# Hacked email and dating sites



## RupMomma (Aug 4, 2013)

Guys, have any of you ever had someone hack into your email and open up messages from dating sites? Just curious.


----------



## dormant (Apr 3, 2012)

Are you saying he had messages from dating sites that someone else read?


----------



## Memento (Aug 23, 2012)

Nopes. Sounds like a bad excuse.


----------



## RupMomma (Aug 4, 2013)

dormant said:


> Are you saying he had messages from dating sites that someone else read?



All I know for sure is that they were marked open.


----------



## Mavash. (Jan 26, 2012)

In 14 years I've gotten a handful of spam from dating sites. They were all 'hey sign up' emails. Sometimes I opened them and sometimes I didn't.

What do the messages say?

My email has been hacked once but all that happened was they used my contact info to send out buy our weight loss products emails to all my friends. LOL


----------



## that_girl (Jul 6, 2011)

There's not enough information in this question.


----------



## samyeagar (May 14, 2012)

I have heard about people's email getting hacked, but honestly in all of my years using email and other network accounts since 1987, I have never once had an account hacked...


----------



## RupMomma (Aug 4, 2013)

Okay, so when my husband and I split up years ago, he joined several of these and he still gets email from them. A while back, I noticed that he had gotten several notifications that some woman was checking out his profile that had been opened, and he denies opening them vehemently. First of all, he was very angry. Then he ended his membership (we had been back together for several years at that point). He insists that someone hacked into his email and opened those, and he insists that although he joined those sites he hadn't fooled with any of it since we've been back together. I've told him many times that I don't buy it and he is very offended.


----------



## Mavash. (Jan 26, 2012)

He's lying.


----------



## that_girl (Jul 6, 2011)

He's lying.

He's also abusive according to your other post.

But yea, he's a liar. And a stupid one, at that. Or better yet, he thinks you're stupid because basically he's saying that someone hacked his email to read his DATING SITE EMAILS :rofl:

You are not a stupid woman. C'mon.


----------



## RupMomma (Aug 4, 2013)

Yeah, I think he's lying too, but I'm playing devil's advocate anyway. Men, is it possible that I'm wrong?


----------



## Cosmos (May 4, 2012)

I once received a bunch of emails from men on dogging and swingers sites wanting to meet up with me, but that was because my abusive ex had signed me up on them...

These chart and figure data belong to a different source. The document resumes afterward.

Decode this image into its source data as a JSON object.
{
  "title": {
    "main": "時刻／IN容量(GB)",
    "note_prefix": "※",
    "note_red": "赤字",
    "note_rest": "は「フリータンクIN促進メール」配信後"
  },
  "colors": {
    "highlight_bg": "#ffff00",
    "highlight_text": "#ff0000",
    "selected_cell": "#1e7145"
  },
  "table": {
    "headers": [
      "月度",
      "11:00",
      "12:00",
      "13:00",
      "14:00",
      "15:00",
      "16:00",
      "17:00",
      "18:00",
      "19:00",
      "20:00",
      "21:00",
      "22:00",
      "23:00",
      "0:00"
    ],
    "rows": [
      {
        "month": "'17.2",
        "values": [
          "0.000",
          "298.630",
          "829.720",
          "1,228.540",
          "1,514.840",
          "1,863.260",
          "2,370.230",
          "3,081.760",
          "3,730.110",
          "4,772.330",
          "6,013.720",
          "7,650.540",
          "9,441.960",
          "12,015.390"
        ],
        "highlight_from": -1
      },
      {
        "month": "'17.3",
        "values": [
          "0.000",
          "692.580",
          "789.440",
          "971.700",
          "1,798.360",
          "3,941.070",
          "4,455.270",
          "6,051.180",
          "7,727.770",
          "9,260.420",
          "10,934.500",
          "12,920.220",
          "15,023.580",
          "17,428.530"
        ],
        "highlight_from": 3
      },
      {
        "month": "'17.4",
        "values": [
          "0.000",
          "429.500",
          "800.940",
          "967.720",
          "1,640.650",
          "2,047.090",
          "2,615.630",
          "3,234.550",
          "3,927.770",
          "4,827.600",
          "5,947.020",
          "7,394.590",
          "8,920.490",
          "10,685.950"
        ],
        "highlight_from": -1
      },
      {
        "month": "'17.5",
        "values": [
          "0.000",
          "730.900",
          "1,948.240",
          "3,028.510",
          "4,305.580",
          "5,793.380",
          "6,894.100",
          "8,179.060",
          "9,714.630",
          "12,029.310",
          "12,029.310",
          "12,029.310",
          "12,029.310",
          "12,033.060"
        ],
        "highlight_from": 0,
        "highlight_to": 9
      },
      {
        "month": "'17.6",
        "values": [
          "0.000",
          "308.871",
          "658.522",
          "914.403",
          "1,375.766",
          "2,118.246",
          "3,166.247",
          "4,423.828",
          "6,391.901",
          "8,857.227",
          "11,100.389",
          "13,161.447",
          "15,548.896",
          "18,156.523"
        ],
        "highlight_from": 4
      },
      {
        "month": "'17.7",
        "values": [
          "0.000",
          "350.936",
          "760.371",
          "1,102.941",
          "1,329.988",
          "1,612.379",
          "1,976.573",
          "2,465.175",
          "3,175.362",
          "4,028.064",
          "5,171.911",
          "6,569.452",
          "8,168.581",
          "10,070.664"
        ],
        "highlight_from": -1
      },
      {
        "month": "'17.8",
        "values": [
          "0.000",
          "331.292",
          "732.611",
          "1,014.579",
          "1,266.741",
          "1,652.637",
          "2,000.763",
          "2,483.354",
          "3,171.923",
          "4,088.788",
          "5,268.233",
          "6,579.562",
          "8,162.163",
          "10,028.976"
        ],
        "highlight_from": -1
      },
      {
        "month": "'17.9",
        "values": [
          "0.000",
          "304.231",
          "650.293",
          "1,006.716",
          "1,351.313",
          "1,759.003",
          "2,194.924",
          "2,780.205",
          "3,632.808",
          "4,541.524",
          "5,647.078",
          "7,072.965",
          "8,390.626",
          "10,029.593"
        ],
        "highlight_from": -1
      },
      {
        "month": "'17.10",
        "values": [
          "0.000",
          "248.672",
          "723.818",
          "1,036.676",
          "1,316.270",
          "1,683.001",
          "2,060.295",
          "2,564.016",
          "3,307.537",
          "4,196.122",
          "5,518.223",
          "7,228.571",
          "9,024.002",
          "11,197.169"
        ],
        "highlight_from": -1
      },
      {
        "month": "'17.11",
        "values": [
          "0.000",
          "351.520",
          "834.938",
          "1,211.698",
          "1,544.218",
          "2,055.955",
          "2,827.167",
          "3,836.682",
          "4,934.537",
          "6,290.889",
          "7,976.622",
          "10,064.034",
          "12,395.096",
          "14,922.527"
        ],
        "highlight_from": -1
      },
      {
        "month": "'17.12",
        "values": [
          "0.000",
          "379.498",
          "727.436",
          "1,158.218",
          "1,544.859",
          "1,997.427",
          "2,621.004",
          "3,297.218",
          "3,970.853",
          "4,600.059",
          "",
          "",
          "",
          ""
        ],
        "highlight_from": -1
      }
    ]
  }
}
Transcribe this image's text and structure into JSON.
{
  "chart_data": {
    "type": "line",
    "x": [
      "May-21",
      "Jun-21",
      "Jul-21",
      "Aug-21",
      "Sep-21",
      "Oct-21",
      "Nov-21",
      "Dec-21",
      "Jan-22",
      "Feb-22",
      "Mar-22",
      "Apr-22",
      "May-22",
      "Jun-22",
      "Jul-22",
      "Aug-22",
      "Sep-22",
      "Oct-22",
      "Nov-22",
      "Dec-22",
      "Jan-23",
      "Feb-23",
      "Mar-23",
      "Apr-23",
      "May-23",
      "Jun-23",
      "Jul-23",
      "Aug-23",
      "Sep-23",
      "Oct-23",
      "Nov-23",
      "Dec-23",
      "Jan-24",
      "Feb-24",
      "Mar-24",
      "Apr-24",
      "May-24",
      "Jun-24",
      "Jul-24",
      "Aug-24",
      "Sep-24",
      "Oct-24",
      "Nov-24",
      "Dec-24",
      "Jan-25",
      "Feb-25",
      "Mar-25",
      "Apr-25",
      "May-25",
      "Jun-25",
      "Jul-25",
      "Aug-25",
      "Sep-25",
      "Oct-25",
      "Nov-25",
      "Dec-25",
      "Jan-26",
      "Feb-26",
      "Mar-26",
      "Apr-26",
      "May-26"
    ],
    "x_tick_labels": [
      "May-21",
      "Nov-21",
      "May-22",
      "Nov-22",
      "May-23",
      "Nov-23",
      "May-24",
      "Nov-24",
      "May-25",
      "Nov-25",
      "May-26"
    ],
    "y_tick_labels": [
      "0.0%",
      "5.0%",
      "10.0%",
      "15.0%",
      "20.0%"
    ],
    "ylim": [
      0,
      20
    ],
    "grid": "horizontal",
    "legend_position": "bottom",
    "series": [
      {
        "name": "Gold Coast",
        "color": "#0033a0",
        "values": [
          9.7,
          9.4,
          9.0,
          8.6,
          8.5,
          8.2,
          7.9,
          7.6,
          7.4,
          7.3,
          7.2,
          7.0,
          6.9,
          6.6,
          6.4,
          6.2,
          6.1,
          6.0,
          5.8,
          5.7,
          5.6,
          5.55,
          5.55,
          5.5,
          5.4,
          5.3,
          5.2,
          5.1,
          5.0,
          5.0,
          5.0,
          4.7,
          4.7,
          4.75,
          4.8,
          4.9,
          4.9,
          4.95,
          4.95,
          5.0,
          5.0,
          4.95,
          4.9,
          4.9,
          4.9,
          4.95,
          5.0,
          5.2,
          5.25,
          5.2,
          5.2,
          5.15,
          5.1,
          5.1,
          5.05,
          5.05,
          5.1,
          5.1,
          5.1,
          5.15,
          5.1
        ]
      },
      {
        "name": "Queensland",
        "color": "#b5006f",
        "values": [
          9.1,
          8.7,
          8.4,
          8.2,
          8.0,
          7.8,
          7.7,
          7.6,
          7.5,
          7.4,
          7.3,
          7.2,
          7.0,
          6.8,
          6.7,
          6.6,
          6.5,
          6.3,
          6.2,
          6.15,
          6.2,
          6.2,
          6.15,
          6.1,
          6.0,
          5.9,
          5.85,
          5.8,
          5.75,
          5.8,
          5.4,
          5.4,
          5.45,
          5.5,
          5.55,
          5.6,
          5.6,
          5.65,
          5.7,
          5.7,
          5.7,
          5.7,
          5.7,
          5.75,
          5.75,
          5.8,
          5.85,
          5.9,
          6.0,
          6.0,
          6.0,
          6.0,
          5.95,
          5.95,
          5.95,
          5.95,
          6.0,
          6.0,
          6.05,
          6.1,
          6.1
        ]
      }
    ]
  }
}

In your case, though, it sounds like your SO could be lying to you.


----------



## samyeagar (May 14, 2012)

Before I met my STBW, I signed up on a couple of dating sites. In fact, we met on Match. I still get crap every now and then from the secondary sites that plenty of fish sends their info to. 

I am horrible about actually reading my personal email, and I check it maybe once a month. Usually I skim the subjects, and then mark all as read so I know where to start off next time as I don't bother to delete any of it either.

My STBW has access to my account at any time but she knows how I am about my email as she is the same way about hers


----------



## ocotillo (Oct 17, 2011)

RupMomma said:


> Guys, have any of you ever had someone hack into your email and open up messages from dating sites? Just curious.


The only people I've ever known to have their email hacked were semi-public figures involved in controversial political causes. 

Unless an average person's password is PASSWORD, I'd call bull****


----------